Folic Acid Awareness Week
January 2-8, 2023 is nationally recognized as Folic Acid Awareness Week
This is a delineation of the CDC's National Birth Defects Prevention Month, which has been in place since 1997.
A Look At Folic Acid and the Body
Folate is the technical term for all forms of vitamin B9, a vitamin vital to your health, especially women. Folic acid is the synthetic version of folate
and it is a commonly recommended supplement with several different specific uses. Folate occurs naturally
in leafy vegetables, fruits, beans, and other plant-based foods. Many foods now contain folic acid, since they do not have ingredients that would naturally contain folate.
Folate, or folic acid, supports the heart in multiple ways. Vitamin B9 contributes to cardiovascular health
, as well as brain and neural health. Its most crucial role is in supporting cell production.
Folic acid plays a critical role in the development of the neural tube in fetuses
at 4-6 weeks into pregnancy. This is a critical phase of growth for the neural tube, because this is where the earliest growth of the brain and spinal cord take place. If a newly pregnant woman is deficient in folate, then the baby will be at risk of the spinal condition known as spina bifida.
Benefits of Taking Folic Acid
Folic acid can be commonly found as an oral supplement. It is offered stand-alone, and is also found in some prenatal supplements. Here is a look at some of the reasons to supplement with folic acid.
Preventing birth defects
: Supplementing with folic acid helps prevent the neural tube defects that are associated with folate deficiency. This means a better chance of preventing spina bifida and anencephaly in newborn babies. Folic acid supplements can also help prevent preeclampsia, a known pregnancy complication. It is best to supplement with folic acid before conception, and in the first 2 months of pregnancy when the neural tube is developing.
Women at risk of neural tube complications: Certain categories of women
are at an increased risk of having a pregnancy with neural tube defects, such as those who were born with a neural birth defect or have already had a child born with such a defect. These women and their babies can greatly benefit from taking folic acid.
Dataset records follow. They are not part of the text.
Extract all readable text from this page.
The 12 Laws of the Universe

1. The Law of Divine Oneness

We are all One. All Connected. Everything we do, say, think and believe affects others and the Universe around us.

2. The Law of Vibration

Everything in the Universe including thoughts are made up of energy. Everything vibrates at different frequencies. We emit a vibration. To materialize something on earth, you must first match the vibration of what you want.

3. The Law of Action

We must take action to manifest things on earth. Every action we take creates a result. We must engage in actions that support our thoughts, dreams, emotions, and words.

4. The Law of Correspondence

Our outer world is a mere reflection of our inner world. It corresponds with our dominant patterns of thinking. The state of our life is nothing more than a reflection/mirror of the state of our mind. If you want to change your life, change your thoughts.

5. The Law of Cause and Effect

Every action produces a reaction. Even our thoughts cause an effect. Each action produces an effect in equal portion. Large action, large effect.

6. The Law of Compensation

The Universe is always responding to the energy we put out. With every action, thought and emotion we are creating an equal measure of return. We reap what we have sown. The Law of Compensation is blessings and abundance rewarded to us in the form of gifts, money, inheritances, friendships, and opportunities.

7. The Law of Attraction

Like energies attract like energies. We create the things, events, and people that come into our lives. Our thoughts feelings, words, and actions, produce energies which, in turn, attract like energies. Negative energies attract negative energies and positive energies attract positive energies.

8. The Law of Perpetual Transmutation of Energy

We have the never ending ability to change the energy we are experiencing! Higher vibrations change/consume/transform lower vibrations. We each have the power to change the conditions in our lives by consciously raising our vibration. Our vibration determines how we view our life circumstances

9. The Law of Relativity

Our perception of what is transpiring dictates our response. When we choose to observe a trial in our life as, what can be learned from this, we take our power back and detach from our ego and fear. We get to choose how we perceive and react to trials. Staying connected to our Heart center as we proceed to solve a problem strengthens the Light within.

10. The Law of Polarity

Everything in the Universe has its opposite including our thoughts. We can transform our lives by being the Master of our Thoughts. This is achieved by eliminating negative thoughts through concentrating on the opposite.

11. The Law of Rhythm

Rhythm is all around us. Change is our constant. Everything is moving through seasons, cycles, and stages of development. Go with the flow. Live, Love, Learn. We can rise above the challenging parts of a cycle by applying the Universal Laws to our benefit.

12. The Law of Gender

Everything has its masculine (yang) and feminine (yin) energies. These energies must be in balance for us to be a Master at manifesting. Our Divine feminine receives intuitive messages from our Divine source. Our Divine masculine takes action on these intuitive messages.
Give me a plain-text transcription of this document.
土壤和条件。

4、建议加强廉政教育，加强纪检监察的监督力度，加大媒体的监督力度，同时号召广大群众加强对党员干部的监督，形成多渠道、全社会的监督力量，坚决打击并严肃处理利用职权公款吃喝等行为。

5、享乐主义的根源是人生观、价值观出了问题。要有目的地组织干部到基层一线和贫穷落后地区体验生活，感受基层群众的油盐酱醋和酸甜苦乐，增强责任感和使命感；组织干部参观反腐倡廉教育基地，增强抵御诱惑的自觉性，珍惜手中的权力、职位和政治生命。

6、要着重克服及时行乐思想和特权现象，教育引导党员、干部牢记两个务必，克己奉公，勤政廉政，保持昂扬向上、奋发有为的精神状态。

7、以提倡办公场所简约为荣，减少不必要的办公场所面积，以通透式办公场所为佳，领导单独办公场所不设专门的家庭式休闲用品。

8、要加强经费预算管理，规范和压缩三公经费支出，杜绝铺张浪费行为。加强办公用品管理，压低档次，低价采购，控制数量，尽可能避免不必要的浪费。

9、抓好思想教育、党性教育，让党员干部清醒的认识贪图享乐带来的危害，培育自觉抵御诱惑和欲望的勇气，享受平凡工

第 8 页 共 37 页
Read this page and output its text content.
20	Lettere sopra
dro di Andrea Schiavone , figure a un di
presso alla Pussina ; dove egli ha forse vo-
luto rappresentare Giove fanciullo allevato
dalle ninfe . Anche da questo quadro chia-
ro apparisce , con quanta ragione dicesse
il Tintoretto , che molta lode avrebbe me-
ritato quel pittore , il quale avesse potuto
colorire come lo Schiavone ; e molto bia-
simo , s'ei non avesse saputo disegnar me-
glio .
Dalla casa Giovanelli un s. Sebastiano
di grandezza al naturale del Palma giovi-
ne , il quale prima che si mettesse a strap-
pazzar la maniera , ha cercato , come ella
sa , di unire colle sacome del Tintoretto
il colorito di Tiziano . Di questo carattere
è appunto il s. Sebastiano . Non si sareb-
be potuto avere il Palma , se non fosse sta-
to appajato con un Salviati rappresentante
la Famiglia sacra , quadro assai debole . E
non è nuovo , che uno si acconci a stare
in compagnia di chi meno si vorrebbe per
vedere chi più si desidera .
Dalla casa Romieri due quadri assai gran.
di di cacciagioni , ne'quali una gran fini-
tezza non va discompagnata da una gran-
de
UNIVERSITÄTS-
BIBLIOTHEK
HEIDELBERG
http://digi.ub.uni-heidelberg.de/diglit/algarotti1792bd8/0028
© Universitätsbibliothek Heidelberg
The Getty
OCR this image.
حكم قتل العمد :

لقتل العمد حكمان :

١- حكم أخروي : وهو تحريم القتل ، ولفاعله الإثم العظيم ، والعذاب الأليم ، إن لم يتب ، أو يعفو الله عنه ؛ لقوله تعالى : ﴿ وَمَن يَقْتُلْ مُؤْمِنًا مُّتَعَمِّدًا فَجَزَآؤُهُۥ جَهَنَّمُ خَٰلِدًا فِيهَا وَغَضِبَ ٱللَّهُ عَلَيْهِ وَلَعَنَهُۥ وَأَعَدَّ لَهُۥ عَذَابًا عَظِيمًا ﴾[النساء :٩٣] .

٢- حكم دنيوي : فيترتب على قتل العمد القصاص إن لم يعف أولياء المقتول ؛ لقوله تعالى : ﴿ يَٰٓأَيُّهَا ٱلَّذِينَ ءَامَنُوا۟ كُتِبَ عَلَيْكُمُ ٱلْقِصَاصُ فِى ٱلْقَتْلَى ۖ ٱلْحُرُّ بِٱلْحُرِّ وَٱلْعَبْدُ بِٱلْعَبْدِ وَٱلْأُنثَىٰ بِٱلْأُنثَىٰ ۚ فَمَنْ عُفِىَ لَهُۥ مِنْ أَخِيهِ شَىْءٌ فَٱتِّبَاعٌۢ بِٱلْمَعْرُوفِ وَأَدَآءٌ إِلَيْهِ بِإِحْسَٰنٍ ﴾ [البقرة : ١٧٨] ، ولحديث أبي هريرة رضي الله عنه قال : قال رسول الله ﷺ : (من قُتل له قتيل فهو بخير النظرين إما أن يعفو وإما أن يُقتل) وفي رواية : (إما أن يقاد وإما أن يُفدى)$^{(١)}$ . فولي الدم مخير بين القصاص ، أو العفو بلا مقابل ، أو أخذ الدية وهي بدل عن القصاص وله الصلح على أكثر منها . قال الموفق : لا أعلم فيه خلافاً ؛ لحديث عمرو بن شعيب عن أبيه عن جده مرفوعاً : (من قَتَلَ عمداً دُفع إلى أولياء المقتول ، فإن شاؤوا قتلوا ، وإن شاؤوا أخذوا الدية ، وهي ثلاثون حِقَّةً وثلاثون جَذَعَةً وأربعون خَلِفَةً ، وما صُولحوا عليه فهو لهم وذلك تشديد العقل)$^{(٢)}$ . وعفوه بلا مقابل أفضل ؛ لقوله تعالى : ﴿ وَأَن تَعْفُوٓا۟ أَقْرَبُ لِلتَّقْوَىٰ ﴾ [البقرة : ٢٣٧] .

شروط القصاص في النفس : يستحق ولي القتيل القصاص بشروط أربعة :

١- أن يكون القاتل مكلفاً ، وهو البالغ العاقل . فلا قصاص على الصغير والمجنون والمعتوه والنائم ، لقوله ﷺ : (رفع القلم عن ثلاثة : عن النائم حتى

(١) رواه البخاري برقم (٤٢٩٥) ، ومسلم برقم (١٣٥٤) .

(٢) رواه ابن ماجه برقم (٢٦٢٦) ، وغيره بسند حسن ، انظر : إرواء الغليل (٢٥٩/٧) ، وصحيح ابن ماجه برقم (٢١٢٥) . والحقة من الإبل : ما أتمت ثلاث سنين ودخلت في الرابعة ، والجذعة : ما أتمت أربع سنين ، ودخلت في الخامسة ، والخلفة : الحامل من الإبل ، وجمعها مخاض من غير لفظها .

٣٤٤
Those at higher risk also include women who are diabetic or have been taking certain seizure medications.
Preventing blood vessel disease and stroke: Folic acid can work in tandem with vitamins B6 and B12
to manage levels of homocysteine in the blood, including such levels that are already too high. Because elevated homocysteine levels are related to cardiovascular disease, supplementing with folic acid could help prevent such diseases.
Brain health: Low blood folate levels have been shown to correspond with decreased mental function
and increased risk of dementia. Conversely, consistent and long-term folic acid supplementation has been correlated with improved brain function, and a reduction in the levels of certain blood proteins that are related to Alzheimer's disease.
Folic acid is the synthetic and commonly recommended version of vitamin B9. Supplementing with folic acid can be absolutely crucial for pregnant women and their babies. It is also useful for cardiovascular and brain health. Talk to your medical care provider about taking folic acid.